Cardinal Marx offers resignation to Pope Francis
Cardinal Reinhard Marx, pictured in Rome Feb. 24, 2019. DANIEL IBÁÑEZ/CNA
By Catholic News Agency
June 4, 2021
Cardinal Reinhard Marx, the 67-year-old archbishop of Munich and Freising, has offered his resignation to Pope Francis.
The influential cardinal is a member of the pope’s Council of Cardinals, the coordinator of the Vatican Council for the Economy, and until last year the chairman of the German bishops’ conference.
The archdiocese of Munich and Freising published the cardinal’s letter to the pope and personal declaration on June 4 in German, English, and Italian.
In his May 21 letter to the pope, Marx outlined his reasons for seeking to resign from office.
He wrote: “Without doubt, these are times of crisis for the Church in Germany. There are, of course, many reasons for this situation — also beyond Germany in the whole world — and I believe it is not necessary to state them in detail here.”
“However, this crisis has also been caused by our own failure, by our own guilt. This has become clearer and clearer to me looking at the Catholic Church as a whole, not only today but also in the past decades.”
“My impression is that we are at a ‘dead end’ which, and this is my paschal hope, also has the potential of becoming a ‘turning point.’”

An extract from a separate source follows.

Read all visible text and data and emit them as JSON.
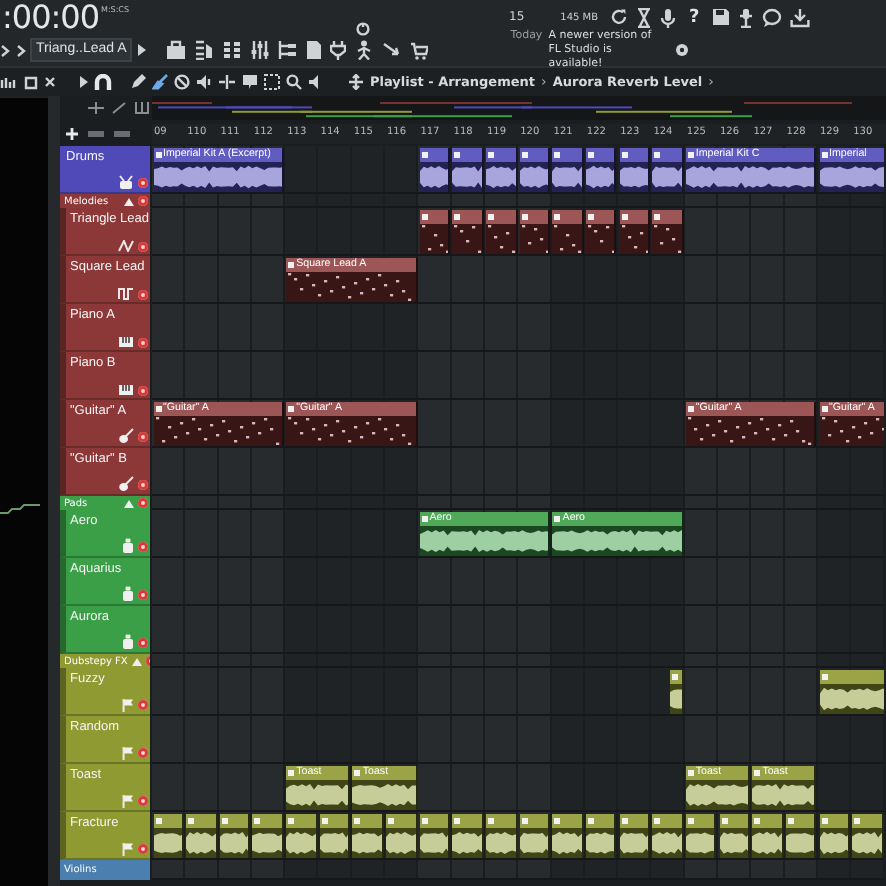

He continued: “In essence, it is important to me to share the responsibility for the catastrophe of the sexual abuse by Church officials over the past decades.”
The pope informed the cardinal that his letter could now be published and that he should continue his episcopal service until a final decision on his resignation is taken, reported CNA Deutsch, CNA’s German-language news partner.
In the letter, Marx said that the investigations and reports of abuse over the past 10 years consistently showed for him that there had been “many personal failures and administrative mistakes but also institutional or ‘systemic’ failure.”
“The recent debates have shown that some members of the Church refuse to believe that there is a shared responsibility in this respect and that the Church as an institution is hence also to be blamed for what has happened and therefore disapprove of discussing reforms and renewal in the context of the sexual abuse crisis,” he said.
“I firmly have a different opinion. Both aspects have to be considered: mistakes for which you are personally responsible and the institutional failure which requires changes and a reform of the Church.”
He continued: “A turning point out of this crisis is, in my opinion, only possible if we take a ‘synodal path,’ a path which actually enables a ‘discernment of spirits’ as you have repeatedly emphasized and reiterated in your letter to the Church in Germany.”
Marx, who has served as archbishop of Munich and Freising since 2007, said that he hoped his resignation would “send a personal signal for a new beginning, for a new awakening of the Church, not only in Germany.”
“I would like to show that not the ministry is in the foreground but the mission of the Gospel. This too is an element of pastoral care. I therefore strongly request you to accept this resignation.”
In April, Marx asked German president Frank-Walter Steinmeier not to bestow the Federal Cross of Merit on him after an outcry among advocates for abuse survivors over the award.
He had been scheduled to receive the Bundesverdienstkreuz, Germany’s only federal decoration, at the Bellevue Palace in Berlin on April 30.
Marx said that he did not want to draw negative attention to other award recipients.
In February 2020, he notified German bishops that he would not stand to be elected to a second term as chairman of the German bishops’ conference. He was succeeded in the post by Bishop Georg Bätzing of Limburg.
Marx is the second German bishop in recent months to tender his resignation to the pope.
Archbishop Stefan Heße of Hamburg announced that he had taken the step in March, saying: “I have never participated in any cover-up. Nevertheless, I am willing to bear my share of responsibility for the failure of the system.”
Earlier this week, it emerged that Pope Francis has ordered an apostolic visitation of the troubled Cologne archdiocese amid fierce criticism of its handling of abuse cases.
In his personal declaration, Marx said that he had repeatedly thought about resigning from office over the past few months.
“The events and debates of the past weeks, however, only play a subordinate role in this context,” he said, explaining that his request to resign was an “exclusively personal decision.”
He wrote: “With my resignation, I would like to make clear that I am willing to personally bear responsibility not only for any mistakes I might have made but for the Church as an institution which I have helped to shape and mold over the past decades. Recently, it has been said: ‘Coming to terms with the past must hurt.’”
“This decision is not easy for me. I like being a priest and bishop and hope that I can continue to work for the Church in the future. My service for this Church and the people does not end.”
“However, to support a new beginning which is necessary, I would like to bear my share in the responsibility for past events. I believe that the ‘dead end’ we are facing at the moment can become a ‘turning point.’ This is my paschal hope and I will continue praying and working for it to happen.”